Зная, что он человек с обладанием и пустым скорбям не любил поддаваться, я и обратил на это внимание и спрашиваю: "Что такое с тобою, Лука Кирилов?" А он говорит: "После скажу".
Но я тогда, по молодости моей, страсть как был любопытен, и к тому же у меня вдруг откуда-то взялось предчувствие, что это что-нибудь недоброе по вере; а я веру чтил и невером никогда не был.
А потому не мог я этого долго терпеть и под каким ни есть предлогом покинул работу и побежал домой; думаю: пока никого дома нет, распытаю я что-нибудь у Михайлицы. Хоша ей Лука Кирилов и не открывался, но она его, при всей своей простоте, все-таки как-то проницала, а таиться от меня она не станет, потому что я был с детства сиротою и у них вместо сына возрос, и она мне была все равно как второродительница.
Вот-с я ударяюсь к ней, а она, гляжу, сидит на крылечке в старом шушуне наопашку, а сама вся как больная, печальная и этакая зеленоватая.
"Что вы, - говорю, - второродительница, на таком месте усевшись?"
А она отвечает:
"А где же мне, Марочка, притулиться?"
Меня зовут Марк Александров; но она, по своим материнским чувствам ко мне, Марочкой меня звала.
"Что это, думаю себе, она за пустяки такие мне говорит, что ей негде притулиться?"
"А зачем же, - говорю, - вы в чуланчике у себя не ляжете?"
"Нельзя, - говорит, - Марочка, там в большой горнице дед Марой молится".
"Ага! вот, - думаю, - так и есть, что что-нибудь по вере сталось", - а тетка Михайлица и начинает:
"Ты ведь, Марочка, небось ничего, дитя, не знаешь, что у нас тут в ночи сталось?"
"Нет, мол, второродительница, не знаю".
"Ах, страсти!"
"Расскажите же скорее, второродительница".
"Ах, не знаю как, можно ли это рассказать?"
"Отчего же, - говорю, - не скажете: разве я вам какой чужой, а не вместо сына?"
"Знаю, родной мой, - отвечает, - что ты мне вместо сына, ну только я на себя не надеюсь, чтоб я могла тебе это как надо высловить, потому что глупа я и бесталанна, а вот погоди - дядя после шабаша придет, он тебе небось все расскажет".

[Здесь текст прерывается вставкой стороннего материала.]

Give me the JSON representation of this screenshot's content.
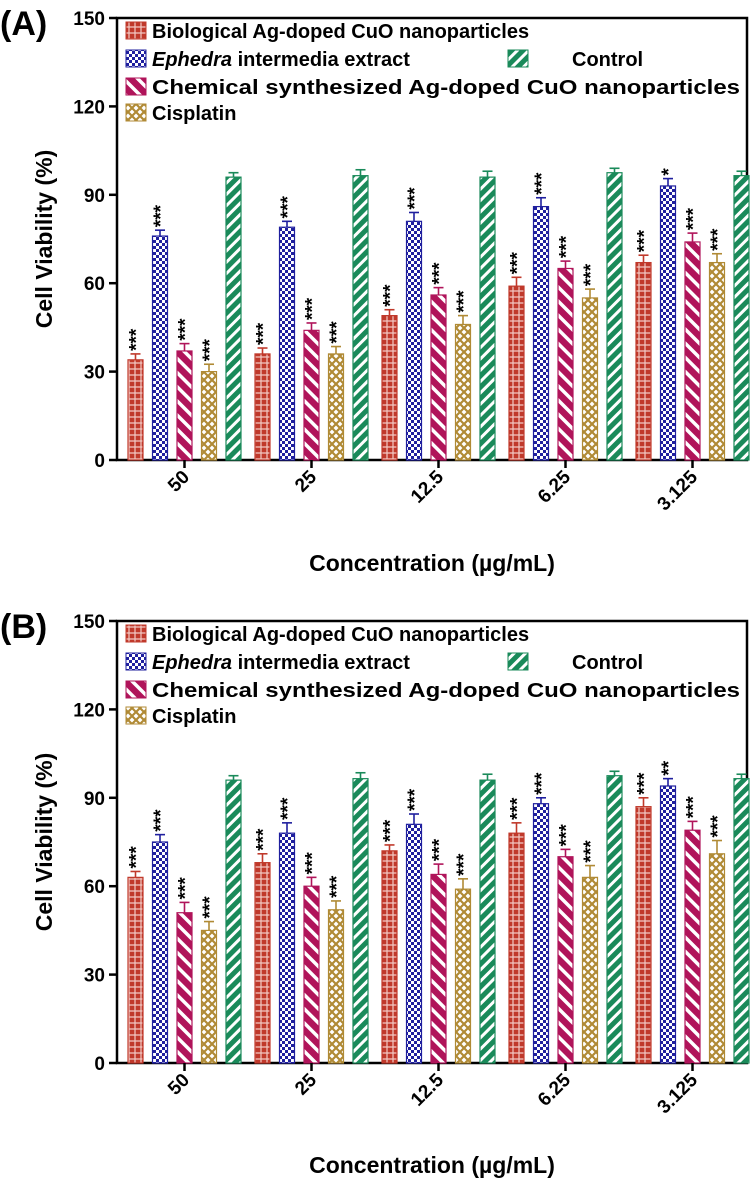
{
  "colors": {
    "biological": "#c0392b",
    "ephedra": "#1f1f9e",
    "control": "#1a8a5a",
    "chemical": "#b0145a",
    "cisplatin": "#b08a35"
  },
  "chart_data": [
    {
      "type": "bar",
      "panel": "(A)",
      "title": "",
      "xlabel": "Concentration (µg/mL)",
      "ylabel": "Cell Viability (%)",
      "ylim": [
        0,
        150
      ],
      "yticks": [
        "0",
        "30",
        "60",
        "90",
        "120",
        "150"
      ],
      "categories": [
        "50",
        "25",
        "12.5",
        "6.25",
        "3.125"
      ],
      "legend": {
        "biological": "Biological Ag-doped CuO nanoparticles",
        "ephedra_italic": "Ephedra",
        "ephedra_rest": " intermedia extract",
        "control": "Control",
        "chemical": "Chemical synthesized Ag-doped CuO nanoparticles",
        "cisplatin": "Cisplatin"
      },
      "series": [
        {
          "name": "Biological Ag-doped CuO nanoparticles",
          "key": "biological",
          "values": [
            34,
            36,
            49,
            59,
            67
          ],
          "errors": [
            2,
            2,
            2,
            3,
            2.5
          ],
          "sig": [
            "***",
            "***",
            "***",
            "***",
            "***"
          ]
        },
        {
          "name": "Ephedra intermedia extract",
          "key": "ephedra",
          "values": [
            76,
            79,
            81,
            86,
            93
          ],
          "errors": [
            2,
            2,
            3,
            3,
            2.5
          ],
          "sig": [
            "***",
            "***",
            "***",
            "***",
            "*"
          ]
        },
        {
          "name": "Chemical synthesized Ag-doped CuO nanoparticles",
          "key": "chemical",
          "values": [
            37,
            44,
            56,
            65,
            74
          ],
          "errors": [
            2.5,
            2.5,
            2.5,
            2.5,
            3
          ],
          "sig": [
            "***",
            "***",
            "***",
            "***",
            "***"
          ]
        },
        {
          "name": "Cisplatin",
          "key": "cisplatin",
          "values": [
            30,
            36,
            46,
            55,
            67
          ],
          "errors": [
            2.5,
            2.5,
            3,
            3,
            3
          ],
          "sig": [
            "***",
            "***",
            "***",
            "***",
            "***"
          ]
        },
        {
          "name": "Control",
          "key": "control",
          "values": [
            96,
            96.5,
            96,
            97.5,
            96.5
          ],
          "errors": [
            1.5,
            2,
            2,
            1.5,
            1.5
          ],
          "sig": [
            "",
            "",
            "",
            "",
            ""
          ]
        }
      ]
    },
    {
      "type": "bar",
      "panel": "(B)",
      "title": "",
      "xlabel": "Concentration (µg/mL)",
      "ylabel": "Cell Viability (%)",
      "ylim": [
        0,
        150
      ],
      "yticks": [
        "0",
        "30",
        "60",
        "90",
        "120",
        "150"
      ],
      "categories": [
        "50",
        "25",
        "12.5",
        "6.25",
        "3.125"
      ],
      "legend": {
        "biological": "Biological Ag-doped CuO nanoparticles",
        "ephedra_italic": "Ephedra",
        "ephedra_rest": " intermedia extract",
        "control": "Control",
        "chemical": "Chemical synthesized Ag-doped CuO nanoparticles",
        "cisplatin": "Cisplatin"
      },
      "series": [
        {
          "name": "Biological Ag-doped CuO nanoparticles",
          "key": "biological",
          "values": [
            63,
            68,
            72,
            78,
            87
          ],
          "errors": [
            2,
            3,
            2,
            3.5,
            3
          ],
          "sig": [
            "***",
            "***",
            "***",
            "***",
            "***"
          ]
        },
        {
          "name": "Ephedra intermedia extract",
          "key": "ephedra",
          "values": [
            75,
            78,
            81,
            88,
            94
          ],
          "errors": [
            2.5,
            3.5,
            3.5,
            2,
            2.5
          ],
          "sig": [
            "***",
            "***",
            "***",
            "***",
            "**"
          ]
        },
        {
          "name": "Chemical synthesized Ag-doped CuO nanoparticles",
          "key": "chemical",
          "values": [
            51,
            60,
            64,
            70,
            79
          ],
          "errors": [
            3.5,
            3,
            3.5,
            2.5,
            3
          ],
          "sig": [
            "***",
            "***",
            "***",
            "***",
            "***"
          ]
        },
        {
          "name": "Cisplatin",
          "key": "cisplatin",
          "values": [
            45,
            52,
            59,
            63,
            71
          ],
          "errors": [
            3,
            3,
            3.5,
            4,
            4.5
          ],
          "sig": [
            "***",
            "***",
            "***",
            "***",
            "***"
          ]
        },
        {
          "name": "Control",
          "key": "control",
          "values": [
            96,
            96.5,
            96,
            97.5,
            96.5
          ],
          "errors": [
            1.5,
            2,
            2,
            1.5,
            1.5
          ],
          "sig": [
            "",
            "",
            "",
            "",
            ""
          ]
        }
      ]
    }
  ]
}
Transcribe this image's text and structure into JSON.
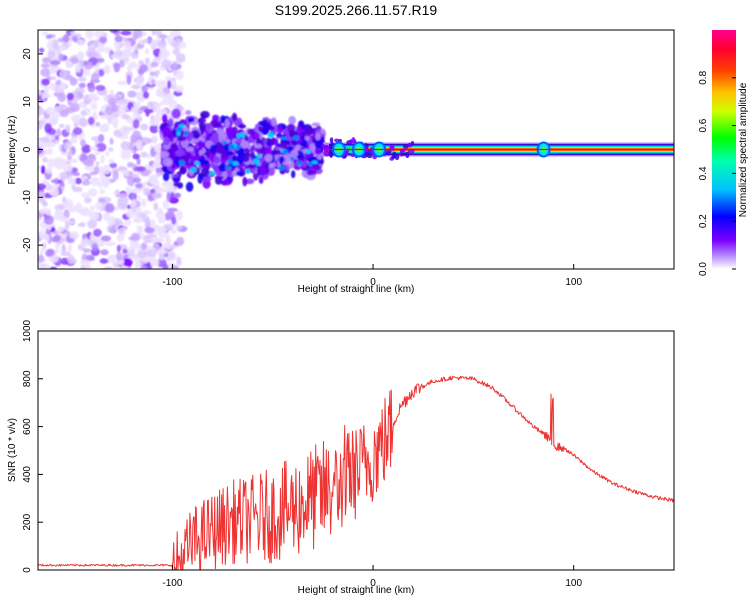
{
  "title": "S199.2025.266.11.57.R19",
  "chart_data": [
    {
      "type": "heatmap",
      "panel": "spectrogram",
      "xlabel": "Height of straight line (km)",
      "ylabel": "Frequency (Hz)",
      "xlim": [
        -167,
        150
      ],
      "ylim": [
        -25,
        25
      ],
      "xticks": [
        "-100",
        "0",
        "100"
      ],
      "yticks": [
        "20",
        "10",
        "0",
        "-10",
        "-20"
      ],
      "colorbar": {
        "label": "Normalized spectral amplitude",
        "range": [
          0,
          1
        ],
        "ticks": [
          "0.0",
          "0.2",
          "0.4",
          "0.6",
          "0.8"
        ],
        "colors": [
          "#ffffff",
          "#7b00ff",
          "#0000ff",
          "#00ffff",
          "#00ff00",
          "#ffff00",
          "#ff7f00",
          "#ff0000",
          "#ff0080"
        ]
      },
      "features": {
        "noise_region_km": [
          -167,
          -105
        ],
        "blob_region_km": [
          -105,
          -25
        ],
        "signal_line_start_km": -25,
        "signal_line_freq_hz": 0,
        "bright_spots_km": [
          -17,
          -7,
          3,
          85
        ]
      }
    },
    {
      "type": "line",
      "panel": "snr",
      "xlabel": "Height of straight line (km)",
      "ylabel": "SNR (10 * v/v)",
      "xlim": [
        -167,
        150
      ],
      "ylim": [
        0,
        1000
      ],
      "xticks": [
        "-100",
        "0",
        "100"
      ],
      "yticks": [
        "0",
        "200",
        "400",
        "600",
        "800",
        "1000"
      ],
      "color": "#ee3333",
      "series": [
        {
          "name": "SNR",
          "x": [
            -167,
            -120,
            -100,
            -95,
            -90,
            -80,
            -70,
            -60,
            -50,
            -40,
            -30,
            -20,
            -15,
            -13,
            -10,
            -5,
            0,
            5,
            10,
            15,
            20,
            30,
            40,
            50,
            60,
            70,
            80,
            88,
            90,
            95,
            100,
            110,
            120,
            130,
            140,
            150
          ],
          "y": [
            20,
            20,
            20,
            60,
            130,
            180,
            220,
            230,
            250,
            280,
            320,
            360,
            380,
            400,
            420,
            450,
            500,
            550,
            620,
            700,
            750,
            790,
            805,
            800,
            760,
            680,
            600,
            550,
            520,
            510,
            480,
            410,
            360,
            330,
            305,
            290
          ]
        }
      ]
    }
  ]
}
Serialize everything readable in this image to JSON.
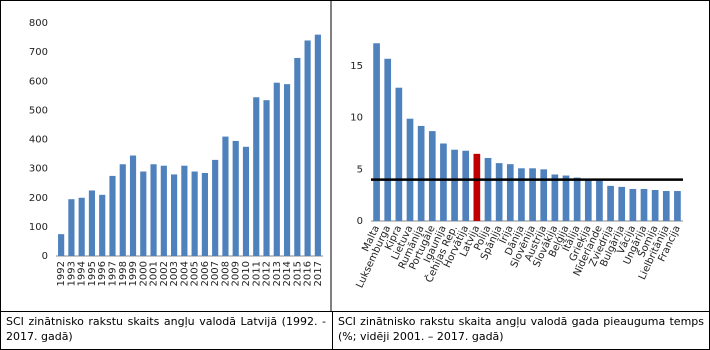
{
  "chart_data": [
    {
      "type": "bar",
      "caption": "SCI zinātnisko rakstu skaits angļu valodā Latvijā (1992. - 2017. gadā)",
      "categories": [
        "1992",
        "1993",
        "1994",
        "1995",
        "1996",
        "1997",
        "1998",
        "1999",
        "2000",
        "2001",
        "2002",
        "2003",
        "2004",
        "2005",
        "2006",
        "2007",
        "2008",
        "2009",
        "2010",
        "2011",
        "2012",
        "2013",
        "2014",
        "2015",
        "2016",
        "2017"
      ],
      "values": [
        75,
        195,
        200,
        225,
        210,
        275,
        315,
        345,
        290,
        315,
        310,
        280,
        310,
        290,
        285,
        330,
        410,
        395,
        375,
        545,
        535,
        595,
        590,
        680,
        740,
        760
      ],
      "color": "#4f81bd",
      "ylim": [
        0,
        800
      ],
      "yticks": [
        0,
        100,
        200,
        300,
        400,
        500,
        600,
        700,
        800
      ]
    },
    {
      "type": "bar",
      "caption": "SCI zinātnisko rakstu skaita angļu valodā gada pieauguma temps (%; vidēji 2001. – 2017. gadā)",
      "categories": [
        "Malta",
        "Luksemburga",
        "Kipra",
        "Lietuva",
        "Rumānija",
        "Portugāle",
        "Igaunija",
        "Čehijas Rep.",
        "Horvātija",
        "Latvija",
        "Polija",
        "Spānija",
        "Īrija",
        "Dānija",
        "Slovēnija",
        "Austrija",
        "Slovākija",
        "Beļģija",
        "Itālija",
        "Grieķija",
        "Nīderlande",
        "Zviedrija",
        "Bulgārija",
        "Vācija",
        "Ungārija",
        "Somija",
        "Lielbritānija",
        "Francija"
      ],
      "values": [
        17.2,
        15.7,
        12.9,
        9.9,
        9.2,
        8.7,
        7.5,
        6.9,
        6.8,
        6.5,
        6.1,
        5.6,
        5.5,
        5.1,
        5.1,
        5.0,
        4.5,
        4.4,
        4.2,
        4.0,
        3.9,
        3.4,
        3.3,
        3.1,
        3.1,
        3.0,
        2.9,
        2.9
      ],
      "colors": [
        "#4f81bd",
        "#4f81bd",
        "#4f81bd",
        "#4f81bd",
        "#4f81bd",
        "#4f81bd",
        "#4f81bd",
        "#4f81bd",
        "#4f81bd",
        "#c00000",
        "#4f81bd",
        "#4f81bd",
        "#4f81bd",
        "#4f81bd",
        "#4f81bd",
        "#4f81bd",
        "#4f81bd",
        "#4f81bd",
        "#4f81bd",
        "#4f81bd",
        "#4f81bd",
        "#4f81bd",
        "#4f81bd",
        "#4f81bd",
        "#4f81bd",
        "#4f81bd",
        "#4f81bd",
        "#4f81bd"
      ],
      "average": 4.0,
      "average_color": "#000000",
      "ylim": [
        0,
        18
      ],
      "yticks": [
        0,
        5,
        10,
        15
      ]
    }
  ]
}
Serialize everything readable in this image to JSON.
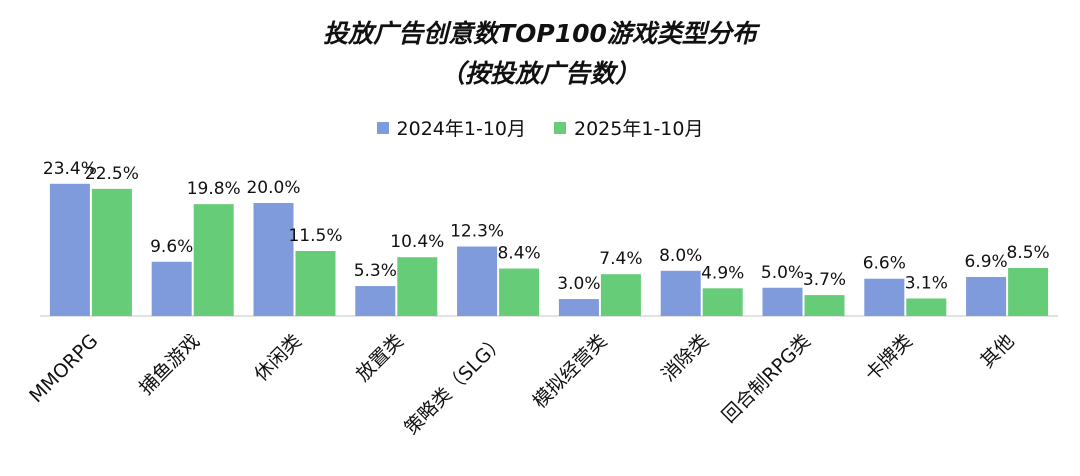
{
  "chart_data": {
    "type": "bar",
    "title": "投放广告创意数TOP100游戏类型分布",
    "subtitle": "（按投放广告数）",
    "categories": [
      "MMORPG",
      "捕鱼游戏",
      "休闲类",
      "放置类",
      "策略类（SLG）",
      "模拟经营类",
      "消除类",
      "回合制RPG类",
      "卡牌类",
      "其他"
    ],
    "series": [
      {
        "name": "2024年1-10月",
        "color": "#7f9bdb",
        "values": [
          23.4,
          9.6,
          20.0,
          5.3,
          12.3,
          3.0,
          8.0,
          5.0,
          6.6,
          6.9
        ],
        "labels": [
          "23.4%",
          "9.6%",
          "20.0%",
          "5.3%",
          "12.3%",
          "3.0%",
          "8.0%",
          "5.0%",
          "6.6%",
          "6.9%"
        ]
      },
      {
        "name": "2025年1-10月",
        "color": "#66cc77",
        "values": [
          22.5,
          19.8,
          11.5,
          10.4,
          8.4,
          7.4,
          4.9,
          3.7,
          3.1,
          8.5
        ],
        "labels": [
          "22.5%",
          "19.8%",
          "11.5%",
          "10.4%",
          "8.4%",
          "7.4%",
          "4.9%",
          "3.7%",
          "3.1%",
          "8.5%"
        ]
      }
    ],
    "ylim": [
      0,
      25
    ],
    "unit": "%",
    "legend": "top-center",
    "grid": false
  }
}
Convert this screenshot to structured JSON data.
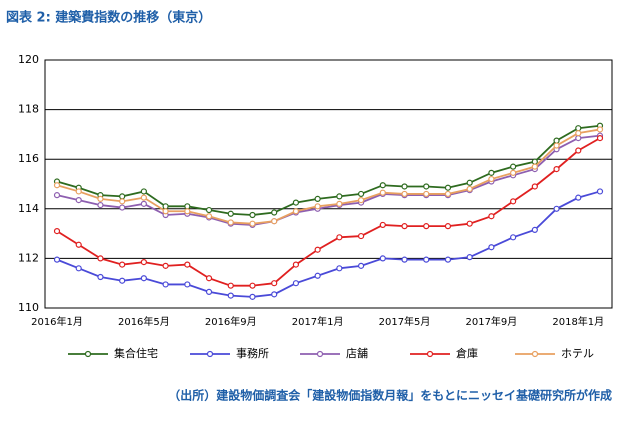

Но я никак не мог, чтобы дождаться, и пристал к ней: скажи да скажи мне сейчас, в чем все происшествие.
А она, гляжу, все моргает, моргает глазами, и все у нее глаза делаются полны слез, и она их вдруг грудным платком обмахнула и тихо мне шепчет:
"У нас, дитя, сею ночью ангел-хранитель сошел".
Меня от всего этого открытия в трепет бросило.
"Говорите, - прошу, - скорее: как это диво сталося и кто были оного дивозрители?"
А она отвечает:
"Дивеса, дитя, были непостижные, а дивозрителей никого, кроме меня, не было, потому что случилось все это в самый глухой полунощный час, и одна я не спала".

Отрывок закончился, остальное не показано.